Analysis of the available literature on the storage of faecal samples has shown the importance of the appropriate storage method and cryoprotectants for maintaining the integrity of genetic material and the stability of the biological composition. In microbiome studies, choosing a proper cryoprotectant and storage temperature is crucial, mainly if the microbiome composition is being analyzed.

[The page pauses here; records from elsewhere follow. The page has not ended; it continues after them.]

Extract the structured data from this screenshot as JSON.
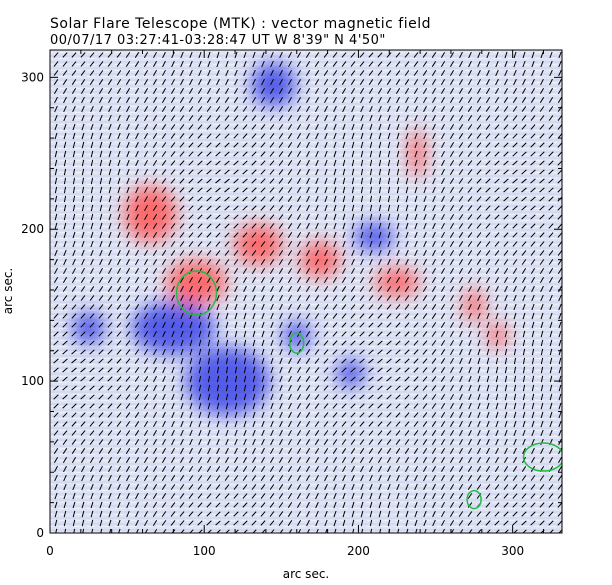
{
  "header": {
    "title": "Solar Flare Telescope (MTK) : vector magnetic field",
    "subtitle": "00/07/17   03:27:41-03:28:47 UT     W 8'39\"   N 4'50\""
  },
  "chart_data": {
    "type": "heatmap",
    "title": "Solar Flare Telescope (MTK) : vector magnetic field",
    "xlabel": "arc sec.",
    "ylabel": "arc sec.",
    "xlim": [
      0,
      332
    ],
    "ylim": [
      0,
      318
    ],
    "xticks": [
      "0",
      "100",
      "200",
      "300"
    ],
    "yticks": [
      "0",
      "100",
      "200",
      "300"
    ],
    "colors": {
      "positive_polarity": "#ff5555",
      "negative_polarity": "#3c46e6",
      "background": "#dfe4f5",
      "vectors": "#000000",
      "contours": "#22bb44"
    },
    "positive_regions": [
      {
        "x": 95,
        "y": 165
      },
      {
        "x": 65,
        "y": 210
      },
      {
        "x": 135,
        "y": 190
      },
      {
        "x": 175,
        "y": 180
      },
      {
        "x": 225,
        "y": 165
      },
      {
        "x": 238,
        "y": 250
      },
      {
        "x": 275,
        "y": 150
      },
      {
        "x": 290,
        "y": 130
      }
    ],
    "negative_regions": [
      {
        "x": 80,
        "y": 135
      },
      {
        "x": 115,
        "y": 100
      },
      {
        "x": 25,
        "y": 135
      },
      {
        "x": 160,
        "y": 130
      },
      {
        "x": 210,
        "y": 195
      },
      {
        "x": 145,
        "y": 295
      },
      {
        "x": 195,
        "y": 105
      }
    ],
    "contours": [
      {
        "x": 95,
        "y": 158
      },
      {
        "x": 160,
        "y": 125
      },
      {
        "x": 275,
        "y": 22
      },
      {
        "x": 320,
        "y": 50
      }
    ]
  }
}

Further research into optimal storage conditions for faecal samples and developing more precise guidelines may improve the quality and reliability of microbiological results. The publications analyzed were based on in-house protocols, often impossible to reproduce under other conditions. The following International Standards Operations (ISO) underline several aspects important in biobanking, i.e., ISO 21899 with the processing of biological materials using validated and/or verified methods fit for the purpose, both ISO 18701 and similar CEN/TS 17626 with requirements and recommendations for the pre-examination phase of several human specimens, such as stool, saliva, skin and urogenital specimens intended for microbiome DNA examination, and ISO 20070 which focuses on information security management systems in an organization The choice of freezing method depends on the goal and period of storage, as well as the resources of the Biobank. Faecal samples can be helpful in screening, cancer diagnosis, and research into gastrointestinal diseases, as well as bacterial and viral infections. Potential directions for further research should include continued research into optimal storage conditions for faecal samples, including the best cryoprotectant and storage temperature. It will undoubtedly contribute to increased efficacy in FMT therapy and the impact of microbiome composition on recipient health.

Research with faecal samples used in diagnostics of various diseases and developing more comprehensive standards for storing and analyzing faecal samples that enable reliable and reproducible results will interest future researchers.